Passos Arcanos - Capítulo 256
— Eu entendo a posição da sua irmã, Nero. — Com o mesmo olhar vago de sempre, Orion respondeu com um suspiro. — Eu também amo sua sobrinha, mas um casamento arranjado logo agora atrairia muitos olhares para o que estamos construindo.
Nero não se opôs. A Grande Casa, chamada assim porque Orion dormia e tratava seus assuntos ali, era duas vezes maior do qualquer outra, perto do porto e também do território dos Trindade. A alocação era quase perfeita na visão de Nero, conseguindo unificar as partes da cidade de uma só vez.
— Creio que minha irmã tenha sido muito precipitada nesse caso.
— Conversaram com Nayomi sobre isso? Não gostaria que ela achasse que virou uma peça de tabuleiro por causa de um acordo territorial.
— Matilda tomou essa decisão para si — disse Nero. — Houve muitos casamentos que falharam e se tornaram uma tormenta na história. Não quero que aconteça nada parecido com o de vocês, mas estou bem contente que aceitou esse pedido com tanta facilidade.
— O senhor se casou e teve uma filha, Imperador. — Orion deu uma risada. — Sabe que não é nada fácil. Sua sobrinha é uma Mestre de Armas, tem uma reputação a zelar e um respeito pelo seu exército. Muitos podem achar que vai perder mais do que ganhar com o casamento e o acordo, ainda mais deixando claro que não poderá interferir no desenvolvimento da cidade.

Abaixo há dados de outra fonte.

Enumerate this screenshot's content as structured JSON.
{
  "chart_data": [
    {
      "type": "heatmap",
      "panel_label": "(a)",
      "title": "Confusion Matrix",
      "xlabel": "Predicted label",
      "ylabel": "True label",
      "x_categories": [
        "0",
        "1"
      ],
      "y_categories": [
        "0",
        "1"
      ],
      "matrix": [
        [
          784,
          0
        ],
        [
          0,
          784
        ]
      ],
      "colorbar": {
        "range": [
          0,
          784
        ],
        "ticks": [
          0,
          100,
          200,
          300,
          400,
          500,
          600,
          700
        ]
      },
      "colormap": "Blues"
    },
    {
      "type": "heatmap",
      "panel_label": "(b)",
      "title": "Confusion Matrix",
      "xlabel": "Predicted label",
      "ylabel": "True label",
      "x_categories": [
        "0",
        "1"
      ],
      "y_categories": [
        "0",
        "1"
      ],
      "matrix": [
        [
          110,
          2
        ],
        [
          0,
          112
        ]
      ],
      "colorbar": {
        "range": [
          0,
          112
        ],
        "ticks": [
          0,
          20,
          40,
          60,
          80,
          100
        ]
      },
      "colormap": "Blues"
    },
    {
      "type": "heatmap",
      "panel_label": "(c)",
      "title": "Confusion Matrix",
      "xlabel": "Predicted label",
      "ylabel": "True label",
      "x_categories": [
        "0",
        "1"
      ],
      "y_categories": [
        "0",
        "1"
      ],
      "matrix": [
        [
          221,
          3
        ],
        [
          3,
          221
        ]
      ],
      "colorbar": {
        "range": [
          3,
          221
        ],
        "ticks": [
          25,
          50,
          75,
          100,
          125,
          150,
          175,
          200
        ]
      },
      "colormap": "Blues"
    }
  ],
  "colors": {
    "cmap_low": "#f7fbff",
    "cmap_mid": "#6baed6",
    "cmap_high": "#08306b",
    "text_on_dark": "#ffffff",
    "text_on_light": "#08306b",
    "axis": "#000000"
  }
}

— Já estive em contato com dois Justiceiros, eles revisaram tudo. Não quis que eles olhassem, mas são de minha confiança. — Colocar a Justiça Mágica no meio era atrair também Vila Velha para ali. — E os Nobres gostam de fofocar, deixe eles.
Orion tomou a concordar.
— Mudando de assunto — disse Orion. — Soube que estão anunciando a reconstrução das duas cidades portuárias que foram invadidas. Como está sendo?
— Ah, eu queria que fosse mais fácil falar do que fazer. — Nero acomodou o cotovelo no braço de sua poltrona. — Dentro de cada construção, tive que doar mais recursos da capital, o que deixou muita gente incomodada. Não quis aumentar a produção, mas os minérios são escassos.

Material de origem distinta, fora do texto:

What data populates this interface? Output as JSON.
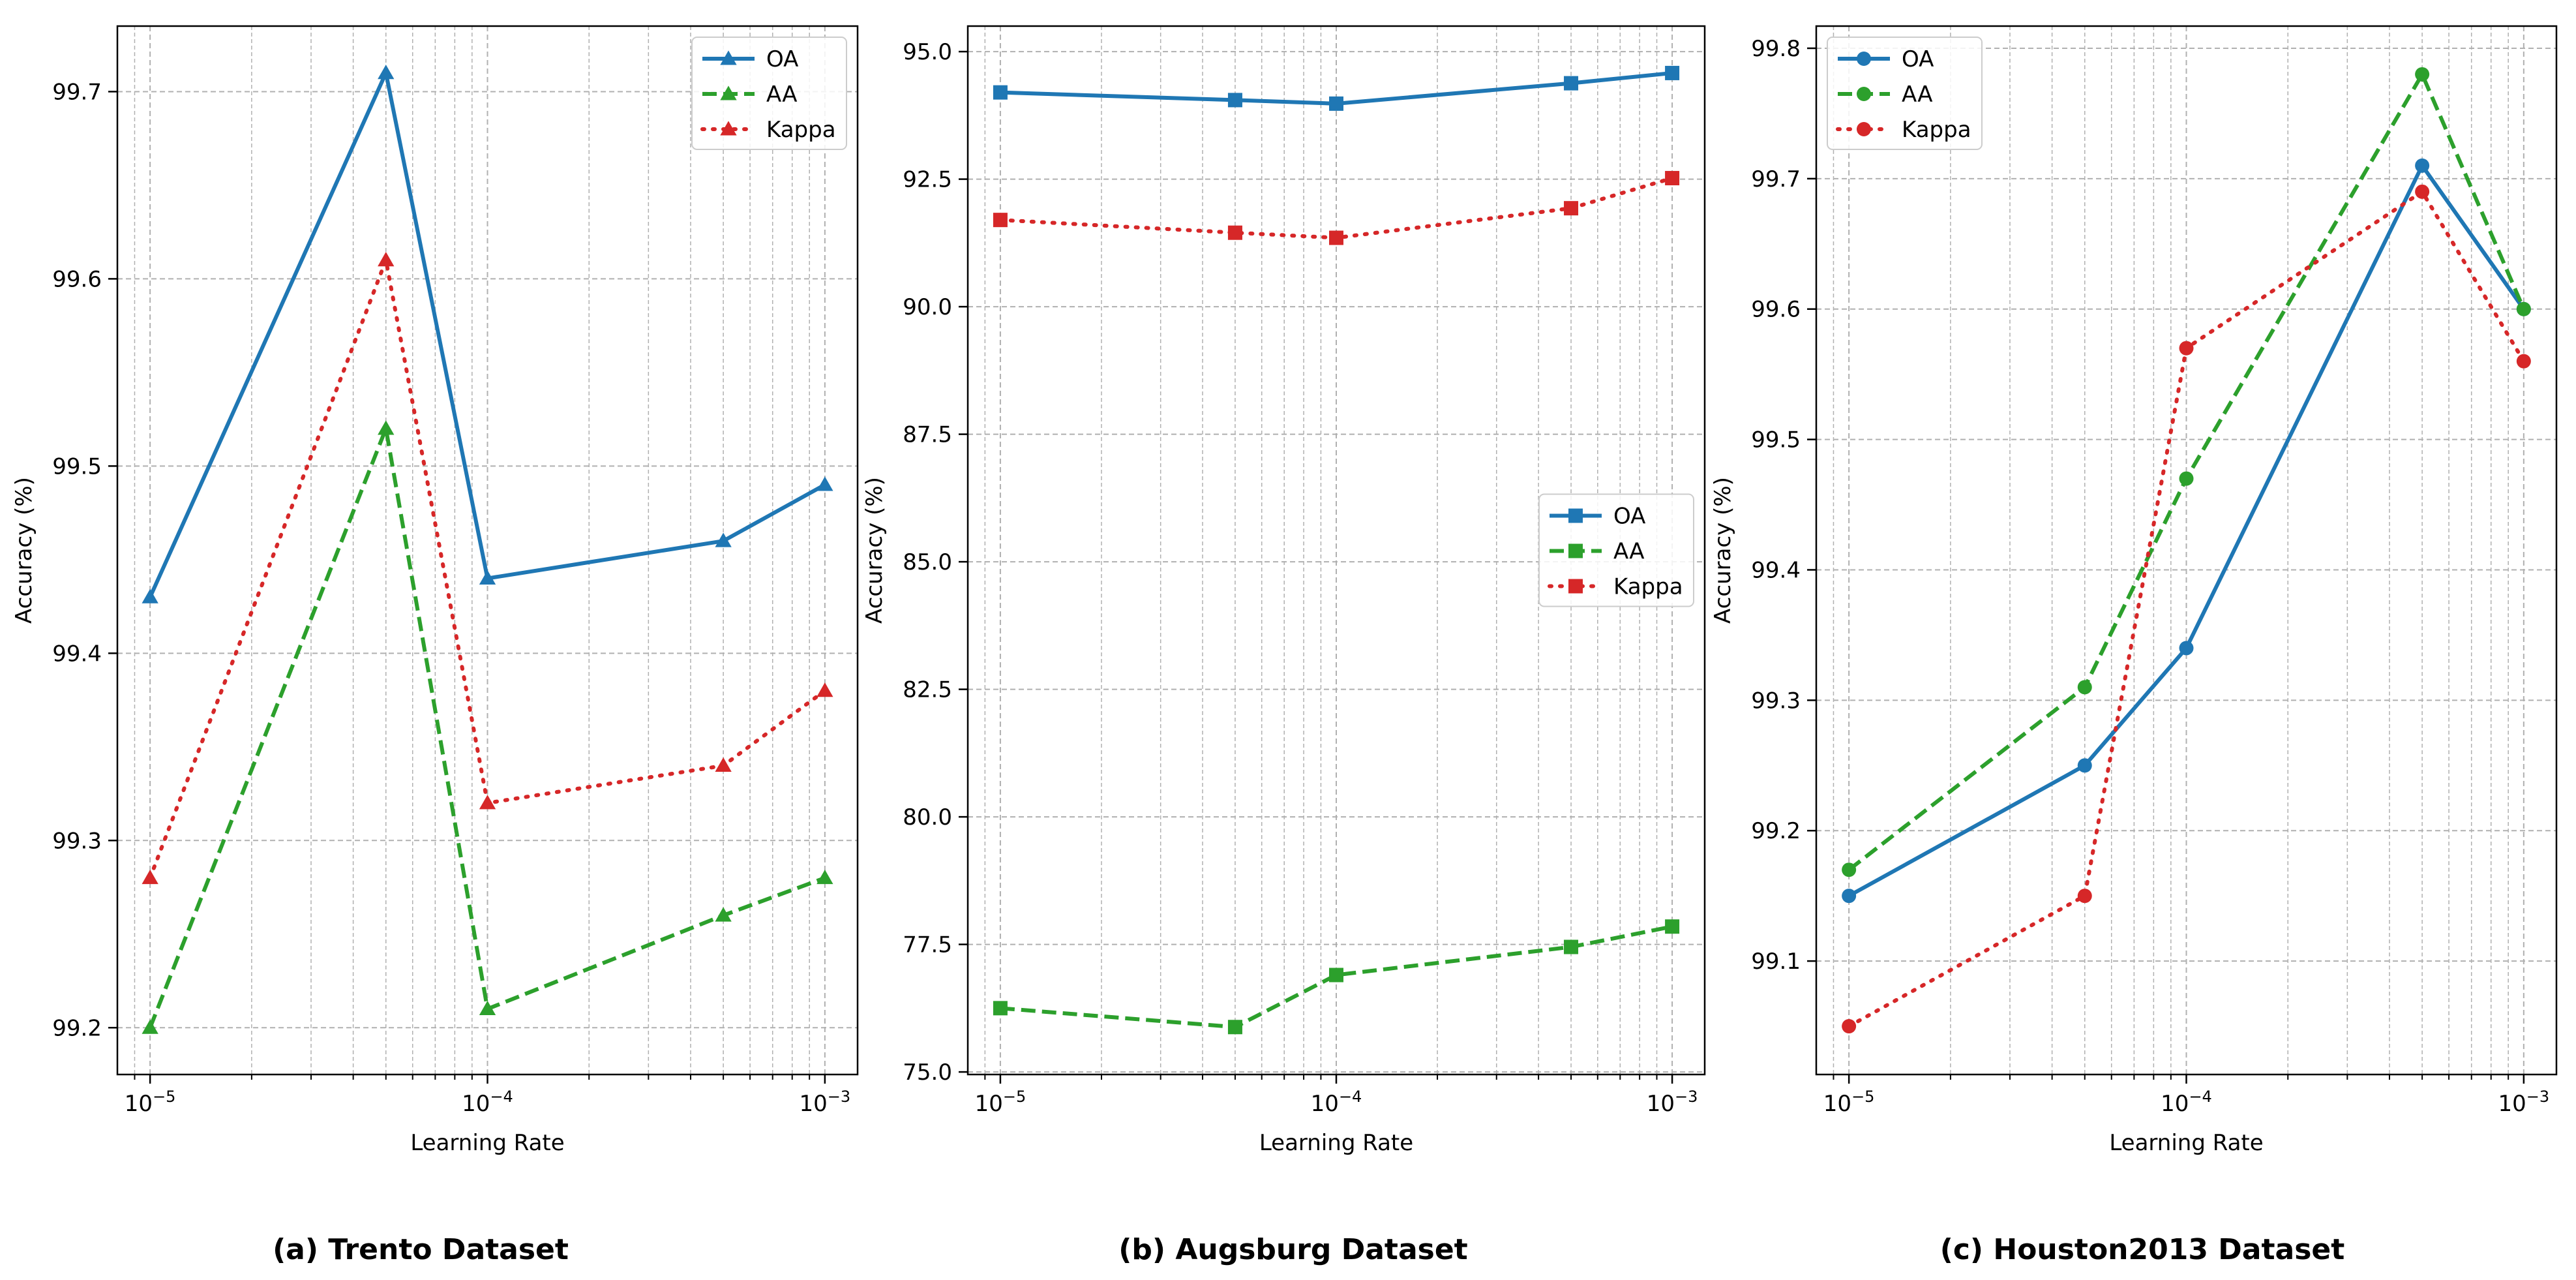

Orion recostou a mão no queixo.
— Precisa de ajuda com dinheiro?
Nero negou com a mão.
— Precisamos apenas de tempo para ajustar os valores. Os vinte milhões que nos doam por semana já são bem mais do que podemos receber sem puxar a atenção do Banco Central.

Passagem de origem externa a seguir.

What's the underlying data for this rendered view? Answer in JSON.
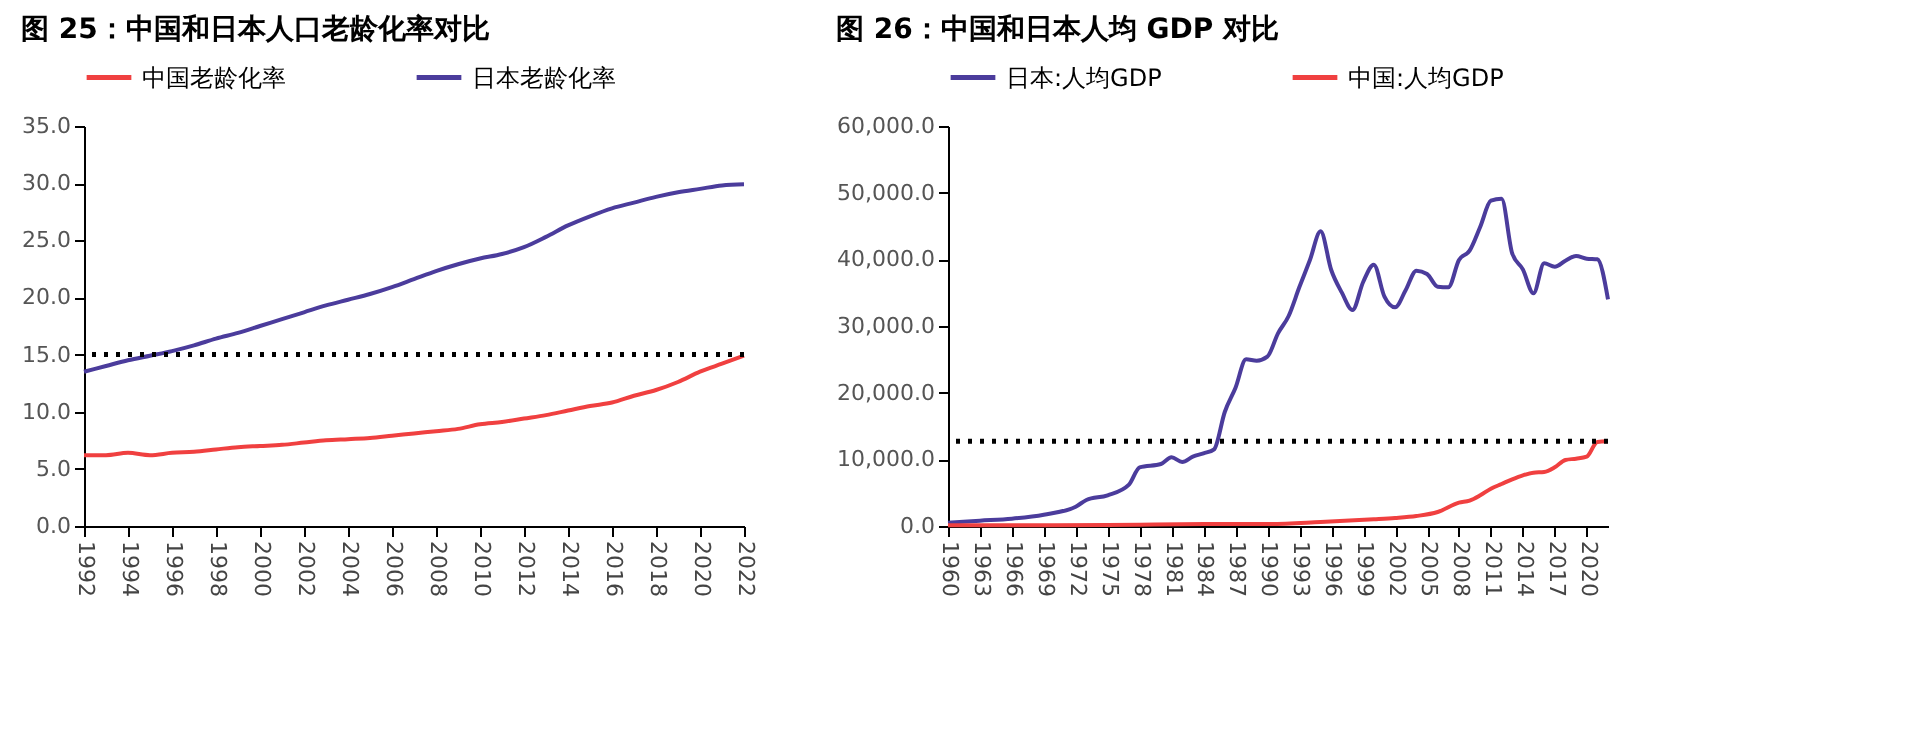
{
  "chart_data": [
    {
      "type": "line",
      "title": "图 25：中国和日本人口老龄化率对比",
      "x": [
        1992,
        1993,
        1994,
        1995,
        1996,
        1997,
        1998,
        1999,
        2000,
        2001,
        2002,
        2003,
        2004,
        2005,
        2006,
        2007,
        2008,
        2009,
        2010,
        2011,
        2012,
        2013,
        2014,
        2015,
        2016,
        2017,
        2018,
        2019,
        2020,
        2021,
        2022
      ],
      "series": [
        {
          "name": "中国老龄化率",
          "color": "#f04040",
          "values": [
            6.2,
            6.2,
            6.4,
            6.2,
            6.4,
            6.5,
            6.7,
            6.9,
            7.0,
            7.1,
            7.3,
            7.5,
            7.6,
            7.7,
            7.9,
            8.1,
            8.3,
            8.5,
            8.9,
            9.1,
            9.4,
            9.7,
            10.1,
            10.5,
            10.8,
            11.4,
            11.9,
            12.6,
            13.5,
            14.2,
            14.9
          ]
        },
        {
          "name": "日本老龄化率",
          "color": "#4b3c9c",
          "values": [
            13.5,
            14.0,
            14.5,
            14.9,
            15.3,
            15.8,
            16.4,
            16.9,
            17.5,
            18.1,
            18.7,
            19.3,
            19.8,
            20.3,
            20.9,
            21.6,
            22.3,
            22.9,
            23.4,
            23.8,
            24.4,
            25.3,
            26.3,
            27.1,
            27.8,
            28.3,
            28.8,
            29.2,
            29.5,
            29.8,
            29.9
          ]
        }
      ],
      "xlim": [
        1992,
        2022
      ],
      "xticks": [
        1992,
        1994,
        1996,
        1998,
        2000,
        2002,
        2004,
        2006,
        2008,
        2010,
        2012,
        2014,
        2016,
        2018,
        2020,
        2022
      ],
      "ylim": [
        0,
        35
      ],
      "yticks": [
        {
          "value": 0,
          "label": "0.0"
        },
        {
          "value": 5,
          "label": "5.0"
        },
        {
          "value": 10,
          "label": "10.0"
        },
        {
          "value": 15,
          "label": "15.0"
        },
        {
          "value": 20,
          "label": "20.0"
        },
        {
          "value": 25,
          "label": "25.0"
        },
        {
          "value": 30,
          "label": "30.0"
        },
        {
          "value": 35,
          "label": "35.0"
        }
      ],
      "ref_lines": [
        {
          "axis": "y",
          "value": 15,
          "color": "#000000",
          "line_style": "dotted"
        }
      ],
      "grid": false,
      "legend": "top",
      "marker": "none",
      "line_style": "solid"
    },
    {
      "type": "line",
      "title": "图 26：中国和日本人均 GDP 对比",
      "series": [
        {
          "name": "日本:人均GDP",
          "color": "#4b3c9c",
          "x": [
            1960,
            1963,
            1966,
            1969,
            1972,
            1973,
            1975,
            1977,
            1978,
            1980,
            1981,
            1982,
            1983,
            1984,
            1985,
            1986,
            1987,
            1988,
            1989,
            1990,
            1991,
            1992,
            1993,
            1994,
            1995,
            1996,
            1997,
            1998,
            1999,
            2000,
            2001,
            2002,
            2003,
            2004,
            2005,
            2006,
            2007,
            2008,
            2009,
            2010,
            2011,
            2012,
            2013,
            2014,
            2015,
            2016,
            2017,
            2018,
            2019,
            2020,
            2021,
            2022
          ],
          "values": [
            500,
            800,
            1100,
            1700,
            2900,
            3900,
            4600,
            6200,
            8800,
            9300,
            10300,
            9600,
            10400,
            10900,
            11500,
            17100,
            20700,
            25000,
            24800,
            25400,
            28900,
            31500,
            35800,
            39900,
            44200,
            38400,
            35000,
            32400,
            36600,
            39200,
            34400,
            32800,
            35400,
            38300,
            37800,
            35900,
            35800,
            39900,
            41300,
            44900,
            48800,
            49100,
            40900,
            38500,
            34900,
            39400,
            38900,
            39800,
            40500,
            40100,
            40000,
            34000
          ]
        },
        {
          "name": "中国:人均GDP",
          "color": "#f04040",
          "x": [
            1960,
            1970,
            1978,
            1985,
            1990,
            1995,
            2000,
            2002,
            2004,
            2006,
            2008,
            2009,
            2010,
            2011,
            2012,
            2013,
            2014,
            2015,
            2016,
            2017,
            2018,
            2019,
            2020,
            2021,
            2022
          ],
          "values": [
            100,
            100,
            200,
            300,
            300,
            600,
            1000,
            1200,
            1500,
            2100,
            3500,
            3800,
            4600,
            5600,
            6300,
            7000,
            7600,
            8000,
            8100,
            8800,
            9900,
            10100,
            10400,
            12600,
            12700
          ]
        }
      ],
      "xlim": [
        1960,
        2022
      ],
      "xticks": [
        1960,
        1963,
        1966,
        1969,
        1972,
        1975,
        1978,
        1981,
        1984,
        1987,
        1990,
        1993,
        1996,
        1999,
        2002,
        2005,
        2008,
        2011,
        2014,
        2017,
        2020
      ],
      "ylim": [
        0,
        60000
      ],
      "yticks": [
        {
          "value": 0,
          "label": "0.0"
        },
        {
          "value": 10000,
          "label": "10,000.0"
        },
        {
          "value": 20000,
          "label": "20,000.0"
        },
        {
          "value": 30000,
          "label": "30,000.0"
        },
        {
          "value": 40000,
          "label": "40,000.0"
        },
        {
          "value": 50000,
          "label": "50,000.0"
        },
        {
          "value": 60000,
          "label": "60,000.0"
        }
      ],
      "ref_lines": [
        {
          "axis": "y",
          "value": 12700,
          "color": "#000000",
          "line_style": "dotted"
        }
      ],
      "grid": false,
      "legend": "top",
      "marker": "none",
      "line_style": "solid"
    }
  ]
}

— Ah. — Orion Baker fez uma pausa, olhou ao redor, pensativo, e voltou para fitá-lo. — O senhor já me ajudou com muita coisa desde que vim para cá, então tenho certeza que esse segredo posso revelar.
Mais um segredo? Esse rapaz não tem limite algum.
— Falando desse jeito, tenho até medo de ter algum ataque cardíaco. — Nero o fez rir. — Mesmo, não precisa doar seus recursos. Sua cidade ainda está evoluindo, existem muitos Cavaleiros e Magos chegando, e seu plano de criar uma Torre Mágica já vai gastar bastante. O Império Nevasca pode dar conta de reestruturar as duas cidades sozinho.
— A Torre Mágica já está pronta, Nero.
O Imperador foi pego de surpresa. Piscou algumas vezes, mas não precisou pedir uma explicação.
— Deve ter percebido que muitos Cavaleiros, Magos e Escolásticos vieram procurar os Baker depois de todos os problemas relacionados com Vila Velha. O ataque mostrou a fragilidade de um sistema mágico composto por Anciãos e Reis, não sou contra, mas é antiquado para a nova geração. E eu entendo perfeitamente os mais jovens. — Levou a mão ao peito e depois para a cabeça. — Nós pensamos diferente porque somos diferentes. Não vimos a guerra de perto, mas não queremos a guerra. Queremos paz. E por isso, Sinali foi criada.
O nome tinha um tom bem leve.
— E o que seria essa Sinali?
— Já que Carsseral precisava descansar por causa dos ferimentos, eu pensei numa estrutura que estava afastada de qualquer olho e surdo para qualquer ouvido. — A expressão do Baker mudou. Sempre que parecia ter descoberto ou criado único, via aquela feição. — Uma cidade em cima de outra cidade. Além do que pode se ver, acima de qualquer plano, eu criei Sinali.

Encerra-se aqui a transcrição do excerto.